The first is administrative. Means-tested programs require eligibility verification, recertification, documentation, and appeals. Perversely, the people who are most in need of help tend to have the most difficulty navigating this bureaucratic gauntlet. Limited education and/or English skills, irregular jobs, and complicated personal situations all confound one's ability to manage paperwork.
The second relates to political economy. Programs for "us" enjoy much broader support than programs for "them." Social Security is the classic example. Some technical and actuarial concerns aside, it remains the most popular social program in American history because every working person eventually gets a check.
The drawbacks of targeted programs are increasingly recognized by both left and right.
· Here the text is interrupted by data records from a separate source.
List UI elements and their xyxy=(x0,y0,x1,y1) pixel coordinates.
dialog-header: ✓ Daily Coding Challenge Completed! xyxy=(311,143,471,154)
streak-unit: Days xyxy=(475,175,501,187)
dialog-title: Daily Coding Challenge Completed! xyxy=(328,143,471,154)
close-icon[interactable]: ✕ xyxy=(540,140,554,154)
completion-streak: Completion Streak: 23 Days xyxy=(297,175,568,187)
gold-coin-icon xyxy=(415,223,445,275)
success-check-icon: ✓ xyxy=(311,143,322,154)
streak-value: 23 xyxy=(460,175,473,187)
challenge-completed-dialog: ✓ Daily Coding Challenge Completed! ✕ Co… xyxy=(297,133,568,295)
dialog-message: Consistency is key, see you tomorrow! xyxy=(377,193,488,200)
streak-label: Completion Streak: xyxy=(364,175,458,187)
In NYC, Mayor Mamdani's administration recently opened a free child care center on the rather wealthy Upper East Side, drawing some criticism from the left. But the socialist mayor's allies recognized that universal access is what creates the political coalition strong enough to make a program durable.
Progressives tend to emphasize solidarity and coalition-building, while conservatives tend to emphasize the bureaucratic intrusion of means-testing and the libertarian-aligned giving of cash or cash-like benefits rather than highly dictated specifics. But they are converging on the same conclusion: that middle and upper-middle-class families need to be inside the tent, not outside it.
Applied to child care, this principle suggests programs that go beyond Head Start or means-tested subsidies. Employer-supported child care, incentivized substantially under recent federal legislation, is one such mechanism. It complements rather than competes with help to the poor. It draws all working families into the constituency for a strong child care policy. But it's still in a very early stage, one where very few employers, or families, appreciate the opportunity. That's what I'm trying to change.